Effective March 17, 2017 the Board of Directors of Tengasco, Inc.
declared a dividend of one right (a Right) for each of the
Companys issued and outstanding shares of common stock, $0.001
par value per share (Common Stock). The dividend will be paid to
the stockholders of record at the close of business on March 27,
2017 (the Record Date). Each Right entitles the registered
holder, subject to the terms of the Rights Agreement (as defined
below), to purchase from the Company one one-thousandth of a
share of the Companys Preferred Stock at a price of $1.10 (the
Exercise Price), subject to certain adjustments. The description
and terms of the Rights are set forth in the Rights Agreement
dated as of March 16, 2017 (the Rights Agreement) between the
Company and the Rights Agent, Continental Stock Transfer Trust
Company.
The purpose of the Rights Agreement is to reduce the risk that
the Companys ability to use its net operating losses to reduce
potential future federal income tax obligations would be limited
by reason of the Companys experiencing an ownership change, as
defined in Section 382 of the Internal Revenue Code.. A company
generally experiences an ownership change if the percentage of
its stock owned by its 5-percent shareholders, as defined in
Section 382 of the Tax Code, increases by more than 50 percentage
points over a rolling three-year period. The Rights Agreement is
designed to reduce the likelihood that the Company will
experience an ownership change under Section 382 of the Tax Code
by discouraging any person or group from becoming a 4.95%
shareholder and also discouraging any existing 4.95% (or more)

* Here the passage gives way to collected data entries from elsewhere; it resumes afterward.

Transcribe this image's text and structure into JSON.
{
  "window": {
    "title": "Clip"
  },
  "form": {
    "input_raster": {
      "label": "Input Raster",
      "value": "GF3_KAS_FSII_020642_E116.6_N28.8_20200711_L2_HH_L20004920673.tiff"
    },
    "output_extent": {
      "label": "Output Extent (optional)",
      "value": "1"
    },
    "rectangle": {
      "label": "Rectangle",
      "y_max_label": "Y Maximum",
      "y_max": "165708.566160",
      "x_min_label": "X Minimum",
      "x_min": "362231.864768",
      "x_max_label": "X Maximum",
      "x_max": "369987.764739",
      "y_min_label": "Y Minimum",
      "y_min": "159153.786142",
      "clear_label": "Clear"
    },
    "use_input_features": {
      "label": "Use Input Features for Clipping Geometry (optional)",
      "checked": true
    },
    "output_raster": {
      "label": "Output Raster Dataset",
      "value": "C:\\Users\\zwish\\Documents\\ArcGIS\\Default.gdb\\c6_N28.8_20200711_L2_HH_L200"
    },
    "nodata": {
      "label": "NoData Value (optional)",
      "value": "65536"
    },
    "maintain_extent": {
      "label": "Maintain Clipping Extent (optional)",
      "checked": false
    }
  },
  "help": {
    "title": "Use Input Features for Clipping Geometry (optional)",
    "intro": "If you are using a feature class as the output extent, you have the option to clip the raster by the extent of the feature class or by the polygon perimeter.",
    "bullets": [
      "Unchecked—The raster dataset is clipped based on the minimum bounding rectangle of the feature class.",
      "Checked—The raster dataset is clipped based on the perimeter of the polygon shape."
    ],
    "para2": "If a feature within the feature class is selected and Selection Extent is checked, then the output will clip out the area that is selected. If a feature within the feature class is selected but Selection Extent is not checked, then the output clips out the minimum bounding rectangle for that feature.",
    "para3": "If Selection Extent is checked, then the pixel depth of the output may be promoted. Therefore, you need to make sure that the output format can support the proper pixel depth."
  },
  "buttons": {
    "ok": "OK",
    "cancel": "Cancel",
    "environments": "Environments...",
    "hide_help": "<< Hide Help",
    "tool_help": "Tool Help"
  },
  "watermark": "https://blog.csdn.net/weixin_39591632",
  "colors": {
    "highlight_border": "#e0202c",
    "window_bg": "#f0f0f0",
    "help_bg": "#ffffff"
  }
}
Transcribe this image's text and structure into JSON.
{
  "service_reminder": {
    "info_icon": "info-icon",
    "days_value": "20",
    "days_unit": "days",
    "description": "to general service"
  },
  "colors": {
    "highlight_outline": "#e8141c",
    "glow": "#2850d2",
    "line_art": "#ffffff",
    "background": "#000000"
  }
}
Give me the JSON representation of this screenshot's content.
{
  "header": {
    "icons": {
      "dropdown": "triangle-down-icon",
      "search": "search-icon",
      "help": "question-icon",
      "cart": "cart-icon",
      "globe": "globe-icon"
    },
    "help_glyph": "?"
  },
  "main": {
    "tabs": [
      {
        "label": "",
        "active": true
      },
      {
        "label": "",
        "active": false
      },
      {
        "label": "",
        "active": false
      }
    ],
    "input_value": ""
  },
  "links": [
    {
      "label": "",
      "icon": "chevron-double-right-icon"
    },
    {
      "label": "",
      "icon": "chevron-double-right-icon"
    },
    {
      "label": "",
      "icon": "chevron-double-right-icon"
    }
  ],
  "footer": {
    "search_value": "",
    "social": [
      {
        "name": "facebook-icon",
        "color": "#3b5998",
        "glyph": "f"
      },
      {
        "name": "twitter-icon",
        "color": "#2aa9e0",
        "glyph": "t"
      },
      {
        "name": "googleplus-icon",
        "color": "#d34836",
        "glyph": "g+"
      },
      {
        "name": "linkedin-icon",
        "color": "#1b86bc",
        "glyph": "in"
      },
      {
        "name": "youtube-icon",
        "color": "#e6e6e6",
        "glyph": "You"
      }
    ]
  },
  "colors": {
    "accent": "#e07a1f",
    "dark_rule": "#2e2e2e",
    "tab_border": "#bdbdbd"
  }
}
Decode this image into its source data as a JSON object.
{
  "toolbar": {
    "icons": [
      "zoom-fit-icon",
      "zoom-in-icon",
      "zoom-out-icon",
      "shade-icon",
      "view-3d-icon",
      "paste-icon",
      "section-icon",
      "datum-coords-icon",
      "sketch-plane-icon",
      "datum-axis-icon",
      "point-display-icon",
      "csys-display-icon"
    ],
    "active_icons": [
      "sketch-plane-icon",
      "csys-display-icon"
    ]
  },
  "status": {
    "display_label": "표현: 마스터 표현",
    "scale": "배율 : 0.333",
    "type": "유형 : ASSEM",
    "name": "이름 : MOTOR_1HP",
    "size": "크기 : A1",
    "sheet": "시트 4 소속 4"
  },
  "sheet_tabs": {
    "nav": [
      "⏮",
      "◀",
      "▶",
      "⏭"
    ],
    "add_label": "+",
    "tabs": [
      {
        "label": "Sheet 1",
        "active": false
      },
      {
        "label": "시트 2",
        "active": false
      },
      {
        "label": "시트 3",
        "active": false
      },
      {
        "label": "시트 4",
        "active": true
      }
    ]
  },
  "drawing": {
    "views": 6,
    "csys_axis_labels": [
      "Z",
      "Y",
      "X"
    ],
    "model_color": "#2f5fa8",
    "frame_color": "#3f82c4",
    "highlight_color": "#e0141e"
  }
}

shareholder from acquiring additional shares of the Companys
stock.
The Rights will not be exercisable until the earlier to occur of
(i) a public announcement or filing that a person or group has,
become an Acquiring Person, which is defined as a person or group
of affiliated or associated persons or persons acting in concert
who, at any time after the date of the Rights Agreement, have
acquired, or obtained the right to acquire, beneficial ownership
of 4.95% or more of the Companys outstanding shares of Common
Stock; or a person or group currently owning 4.95% (or more) of
the Companys outstanding shares acquires additional shares of the
Companys stock; subject to certain exceptions or (ii) the
commencement of, or announcement of an intention to commence, a
tender offer or exchange offer the consummation of which would
result in any person becoming an Acquiring Person (the earlier of
such dates being called the Distribution Date).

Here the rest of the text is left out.